An explicit specialization of a function template is inline only if it is declared with the inline specifier or defined as deleted, and independently of whether its function template is inline.

So in this case G++ is not propagating inline-related flags from the in-class declaration to the explicit specialization.

It's not clear to me that the above passage should apply to this case, since the declaration in the class template is not itself a function template.  But it probably should if there is a definition in the class body, so perhaps the most straightforward thing is to have it apply in this case as well.
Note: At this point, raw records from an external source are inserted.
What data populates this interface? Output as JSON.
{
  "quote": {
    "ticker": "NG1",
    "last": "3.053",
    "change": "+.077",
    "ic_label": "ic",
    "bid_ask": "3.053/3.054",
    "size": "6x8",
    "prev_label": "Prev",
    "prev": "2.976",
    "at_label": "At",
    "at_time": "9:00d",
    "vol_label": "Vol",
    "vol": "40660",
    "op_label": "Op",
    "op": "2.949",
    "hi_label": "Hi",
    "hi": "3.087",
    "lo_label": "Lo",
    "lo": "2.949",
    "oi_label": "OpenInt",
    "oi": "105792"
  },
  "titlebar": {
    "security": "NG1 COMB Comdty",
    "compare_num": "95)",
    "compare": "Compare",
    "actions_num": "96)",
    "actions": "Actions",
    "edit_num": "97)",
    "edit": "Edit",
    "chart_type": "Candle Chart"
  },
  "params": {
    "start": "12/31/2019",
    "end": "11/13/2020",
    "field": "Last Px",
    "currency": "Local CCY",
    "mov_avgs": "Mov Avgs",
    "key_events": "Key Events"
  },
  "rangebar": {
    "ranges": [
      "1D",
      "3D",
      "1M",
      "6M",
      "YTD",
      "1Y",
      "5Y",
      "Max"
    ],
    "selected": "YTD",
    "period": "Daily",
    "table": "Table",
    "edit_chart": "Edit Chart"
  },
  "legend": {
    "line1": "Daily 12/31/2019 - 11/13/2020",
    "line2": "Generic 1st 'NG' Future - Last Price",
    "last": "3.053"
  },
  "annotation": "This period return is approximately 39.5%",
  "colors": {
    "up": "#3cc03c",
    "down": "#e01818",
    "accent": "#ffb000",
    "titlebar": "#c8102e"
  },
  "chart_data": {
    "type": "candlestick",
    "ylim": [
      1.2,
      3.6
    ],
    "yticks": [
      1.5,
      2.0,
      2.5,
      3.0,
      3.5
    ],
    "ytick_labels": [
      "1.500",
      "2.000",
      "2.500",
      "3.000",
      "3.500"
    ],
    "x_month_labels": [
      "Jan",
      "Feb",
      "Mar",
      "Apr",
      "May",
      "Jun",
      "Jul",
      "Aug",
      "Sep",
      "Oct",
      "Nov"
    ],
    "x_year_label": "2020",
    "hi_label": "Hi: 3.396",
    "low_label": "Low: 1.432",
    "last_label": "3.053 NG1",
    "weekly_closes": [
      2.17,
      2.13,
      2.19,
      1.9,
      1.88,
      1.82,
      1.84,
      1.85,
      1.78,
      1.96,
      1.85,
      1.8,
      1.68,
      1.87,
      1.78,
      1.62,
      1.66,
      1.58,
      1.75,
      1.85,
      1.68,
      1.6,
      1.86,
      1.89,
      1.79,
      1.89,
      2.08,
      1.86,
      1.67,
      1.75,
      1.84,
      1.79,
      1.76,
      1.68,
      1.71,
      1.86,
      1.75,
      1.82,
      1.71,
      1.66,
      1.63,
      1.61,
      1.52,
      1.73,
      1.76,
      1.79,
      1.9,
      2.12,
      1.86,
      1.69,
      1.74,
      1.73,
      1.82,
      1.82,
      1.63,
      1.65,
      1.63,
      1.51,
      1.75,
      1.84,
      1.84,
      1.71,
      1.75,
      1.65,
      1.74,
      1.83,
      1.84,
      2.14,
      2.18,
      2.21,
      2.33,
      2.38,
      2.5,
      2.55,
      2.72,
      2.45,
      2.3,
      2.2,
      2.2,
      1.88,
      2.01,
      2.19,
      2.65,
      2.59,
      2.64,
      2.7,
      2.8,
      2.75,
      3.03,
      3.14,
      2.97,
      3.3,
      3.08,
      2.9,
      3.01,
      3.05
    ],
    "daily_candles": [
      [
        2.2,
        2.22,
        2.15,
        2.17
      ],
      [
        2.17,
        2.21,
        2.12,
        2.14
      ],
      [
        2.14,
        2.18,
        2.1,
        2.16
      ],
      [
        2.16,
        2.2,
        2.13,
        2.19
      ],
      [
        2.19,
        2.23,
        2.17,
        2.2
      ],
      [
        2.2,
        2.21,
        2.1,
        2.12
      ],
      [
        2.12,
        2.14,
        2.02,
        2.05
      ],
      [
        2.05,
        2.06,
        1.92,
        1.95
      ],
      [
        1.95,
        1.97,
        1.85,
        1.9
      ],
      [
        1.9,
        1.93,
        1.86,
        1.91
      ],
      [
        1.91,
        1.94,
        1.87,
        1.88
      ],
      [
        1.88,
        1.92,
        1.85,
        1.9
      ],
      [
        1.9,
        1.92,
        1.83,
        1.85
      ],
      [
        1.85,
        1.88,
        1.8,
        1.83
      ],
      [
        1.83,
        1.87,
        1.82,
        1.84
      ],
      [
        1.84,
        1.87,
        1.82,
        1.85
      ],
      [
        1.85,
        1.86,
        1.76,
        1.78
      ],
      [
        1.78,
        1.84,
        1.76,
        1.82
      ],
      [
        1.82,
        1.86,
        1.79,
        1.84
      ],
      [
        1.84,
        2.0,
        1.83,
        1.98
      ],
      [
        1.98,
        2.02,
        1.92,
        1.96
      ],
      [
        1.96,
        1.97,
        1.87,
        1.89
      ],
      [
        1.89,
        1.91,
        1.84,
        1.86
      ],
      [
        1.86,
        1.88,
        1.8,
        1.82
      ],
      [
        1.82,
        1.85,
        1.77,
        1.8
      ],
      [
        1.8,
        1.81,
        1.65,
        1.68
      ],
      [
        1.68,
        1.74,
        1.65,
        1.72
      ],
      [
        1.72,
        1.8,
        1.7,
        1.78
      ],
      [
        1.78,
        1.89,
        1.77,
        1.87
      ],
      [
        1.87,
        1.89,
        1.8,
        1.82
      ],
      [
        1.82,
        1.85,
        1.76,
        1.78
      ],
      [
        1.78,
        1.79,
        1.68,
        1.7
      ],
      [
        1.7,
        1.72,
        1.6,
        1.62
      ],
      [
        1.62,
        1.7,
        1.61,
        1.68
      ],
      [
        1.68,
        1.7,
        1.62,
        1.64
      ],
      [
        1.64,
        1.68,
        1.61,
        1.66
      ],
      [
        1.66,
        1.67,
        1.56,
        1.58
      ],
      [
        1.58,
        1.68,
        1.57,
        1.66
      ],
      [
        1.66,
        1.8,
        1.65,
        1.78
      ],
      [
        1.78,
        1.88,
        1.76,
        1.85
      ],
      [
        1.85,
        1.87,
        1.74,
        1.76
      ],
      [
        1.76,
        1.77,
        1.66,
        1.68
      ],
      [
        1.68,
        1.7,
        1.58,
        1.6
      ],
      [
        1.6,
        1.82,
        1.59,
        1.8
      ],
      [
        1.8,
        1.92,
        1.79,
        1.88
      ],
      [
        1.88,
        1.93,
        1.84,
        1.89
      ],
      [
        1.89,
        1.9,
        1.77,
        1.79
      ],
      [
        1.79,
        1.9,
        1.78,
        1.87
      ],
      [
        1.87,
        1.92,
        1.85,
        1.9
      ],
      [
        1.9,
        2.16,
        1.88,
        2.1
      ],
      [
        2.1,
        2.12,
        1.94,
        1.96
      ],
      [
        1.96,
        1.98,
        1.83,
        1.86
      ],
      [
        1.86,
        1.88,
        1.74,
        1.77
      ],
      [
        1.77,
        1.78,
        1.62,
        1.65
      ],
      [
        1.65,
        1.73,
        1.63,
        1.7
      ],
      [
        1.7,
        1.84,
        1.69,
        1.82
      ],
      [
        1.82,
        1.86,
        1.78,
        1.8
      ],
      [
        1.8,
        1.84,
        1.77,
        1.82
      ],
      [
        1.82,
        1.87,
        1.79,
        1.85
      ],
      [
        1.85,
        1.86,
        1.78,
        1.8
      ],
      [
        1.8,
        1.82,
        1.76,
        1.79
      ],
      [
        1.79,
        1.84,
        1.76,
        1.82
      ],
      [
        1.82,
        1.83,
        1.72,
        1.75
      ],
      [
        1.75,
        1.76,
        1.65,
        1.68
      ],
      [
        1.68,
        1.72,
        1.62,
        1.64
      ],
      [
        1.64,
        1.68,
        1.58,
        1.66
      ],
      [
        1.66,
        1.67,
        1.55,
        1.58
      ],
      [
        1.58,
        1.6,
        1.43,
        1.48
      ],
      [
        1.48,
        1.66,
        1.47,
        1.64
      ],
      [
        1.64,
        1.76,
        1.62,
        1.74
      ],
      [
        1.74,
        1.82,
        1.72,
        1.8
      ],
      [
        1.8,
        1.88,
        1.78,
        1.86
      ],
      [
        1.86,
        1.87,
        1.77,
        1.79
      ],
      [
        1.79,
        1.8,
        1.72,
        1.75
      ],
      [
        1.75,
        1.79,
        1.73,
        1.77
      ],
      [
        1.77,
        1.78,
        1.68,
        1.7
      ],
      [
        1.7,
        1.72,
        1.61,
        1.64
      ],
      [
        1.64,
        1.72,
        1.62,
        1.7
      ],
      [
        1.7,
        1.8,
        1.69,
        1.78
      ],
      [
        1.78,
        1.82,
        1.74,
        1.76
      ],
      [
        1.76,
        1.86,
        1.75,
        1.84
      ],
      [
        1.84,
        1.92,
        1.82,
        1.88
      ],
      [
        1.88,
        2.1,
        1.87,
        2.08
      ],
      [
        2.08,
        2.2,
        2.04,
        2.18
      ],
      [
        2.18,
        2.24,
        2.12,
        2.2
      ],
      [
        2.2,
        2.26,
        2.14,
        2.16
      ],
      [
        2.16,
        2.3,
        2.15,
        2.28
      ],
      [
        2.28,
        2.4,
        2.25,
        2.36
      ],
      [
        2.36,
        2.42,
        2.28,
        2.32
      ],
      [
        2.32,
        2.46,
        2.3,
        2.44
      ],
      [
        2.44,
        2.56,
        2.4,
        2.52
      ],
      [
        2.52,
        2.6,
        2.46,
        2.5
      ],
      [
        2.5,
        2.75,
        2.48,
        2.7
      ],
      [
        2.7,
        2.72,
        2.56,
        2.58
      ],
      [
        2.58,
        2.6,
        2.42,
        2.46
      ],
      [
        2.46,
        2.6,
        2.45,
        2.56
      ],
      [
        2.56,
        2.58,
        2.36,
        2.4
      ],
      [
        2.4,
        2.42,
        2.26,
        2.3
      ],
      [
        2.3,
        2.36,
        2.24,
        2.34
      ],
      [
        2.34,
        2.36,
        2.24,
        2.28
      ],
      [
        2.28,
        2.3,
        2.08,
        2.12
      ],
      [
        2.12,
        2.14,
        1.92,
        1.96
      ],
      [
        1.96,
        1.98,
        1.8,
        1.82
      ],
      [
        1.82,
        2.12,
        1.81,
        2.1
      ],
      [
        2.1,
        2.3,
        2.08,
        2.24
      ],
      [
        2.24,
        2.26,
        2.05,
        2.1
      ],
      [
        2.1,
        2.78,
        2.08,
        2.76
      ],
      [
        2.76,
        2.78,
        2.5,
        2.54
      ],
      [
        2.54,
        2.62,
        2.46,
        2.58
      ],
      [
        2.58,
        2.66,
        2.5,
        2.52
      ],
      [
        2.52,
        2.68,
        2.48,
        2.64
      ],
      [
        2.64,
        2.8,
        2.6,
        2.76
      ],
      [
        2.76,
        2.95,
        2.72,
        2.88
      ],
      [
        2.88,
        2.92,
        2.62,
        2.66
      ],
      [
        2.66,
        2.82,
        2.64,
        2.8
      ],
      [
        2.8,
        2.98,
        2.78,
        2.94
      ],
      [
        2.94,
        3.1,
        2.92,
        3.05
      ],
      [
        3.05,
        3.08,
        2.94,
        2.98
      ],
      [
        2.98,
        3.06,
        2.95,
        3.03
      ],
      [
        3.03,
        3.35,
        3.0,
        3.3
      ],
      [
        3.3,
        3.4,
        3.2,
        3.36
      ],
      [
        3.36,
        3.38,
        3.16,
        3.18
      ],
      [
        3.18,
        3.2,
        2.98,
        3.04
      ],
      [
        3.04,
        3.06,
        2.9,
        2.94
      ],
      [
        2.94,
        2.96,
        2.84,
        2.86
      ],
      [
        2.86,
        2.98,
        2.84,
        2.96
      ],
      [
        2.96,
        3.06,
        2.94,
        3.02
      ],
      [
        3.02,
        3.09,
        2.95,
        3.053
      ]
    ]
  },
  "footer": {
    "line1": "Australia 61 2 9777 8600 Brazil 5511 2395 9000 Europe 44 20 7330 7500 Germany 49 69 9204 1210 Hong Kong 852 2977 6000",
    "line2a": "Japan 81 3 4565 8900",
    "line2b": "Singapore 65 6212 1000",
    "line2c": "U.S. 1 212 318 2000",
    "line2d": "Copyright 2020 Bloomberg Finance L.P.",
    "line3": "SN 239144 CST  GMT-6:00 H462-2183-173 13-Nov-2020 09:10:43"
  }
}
Since we aren't propagating inline flags, I suppose we should prune the always_inline attribute from DECL_ATTRIBUTES as well.
Comment 14 Jason Merrill 2011-04-19 23:48:18 UTC
OTOH, since the specialization is also declared inline we could decide to set DECL_DISREGARD_INLINE_LIMITS
Comment 15 Jason Merrill 2011-04-20 00:06:22 UTC
Author: jason
Date: Wed Apr 20 00:06:19 2011
New Revision: 172745

URL: http://gcc.gnu.org/viewcvs?root=gcc&view=rev&rev=172745
Log:
	PR c++/45267
	* decl.c (duplicate_decls): Keep always_inline attribute
	in sync with DECL_DISREGARD_INLINE_LIMITS.

Added:
    branches/gcc-4_5-branch/gcc/testsuite/g++.dg/ext/attrib41.C
Modified:
    branches/gcc-4_5-branch/gcc/cp/ChangeLog
    branches/gcc-4_5-branch/gcc/cp/decl.c
    branches/gcc-4_5-branch/gcc/testsuite/ChangeLog
Comment 16 Jason Merrill 2011-04-20 00:06:22 UTC
Author: jason
Date: Wed Apr 20 00:06:19 2011
New Revision: 172744

URL: http://gcc.gnu.org/viewcvs?root=gcc&view=rev&rev=172744
Log:
	PR c++/45267
	* decl.c (duplicate_decls): Keep always_inline attribute
	in sync with DECL_DISREGARD_INLINE_LIMITS.

Added:
    trunk/gcc/testsuite/g++.dg/ext/attrib41.C
Modified:
    trunk/gcc/cp/ChangeLog
    trunk/gcc/cp/decl.c
    trunk/gcc/testsuite/ChangeLog
Comment 17 Jason Merrill 2011-04-20 00:25:26 UTC
Fixed.
Comment 18 Jakub Jelinek 2011-04-20 06:42:19 UTC
Is it intentional that the change hasn't been committed to 4.6, just 4.5 and 4.7?
Comment 19 Jason Merrill 2011-04-20 06:48:18 UTC
(In reply to comment #18)
> Is it intentional that the change hasn't been committed to 4.6, just 4.5 and
> 4.7?

Yes.  In 4.5 it fixes an ICE; in 4.6 and 4.7 it is a minor correctness fix that doesn't seem important to apply to the release branch since we inline the function anyway.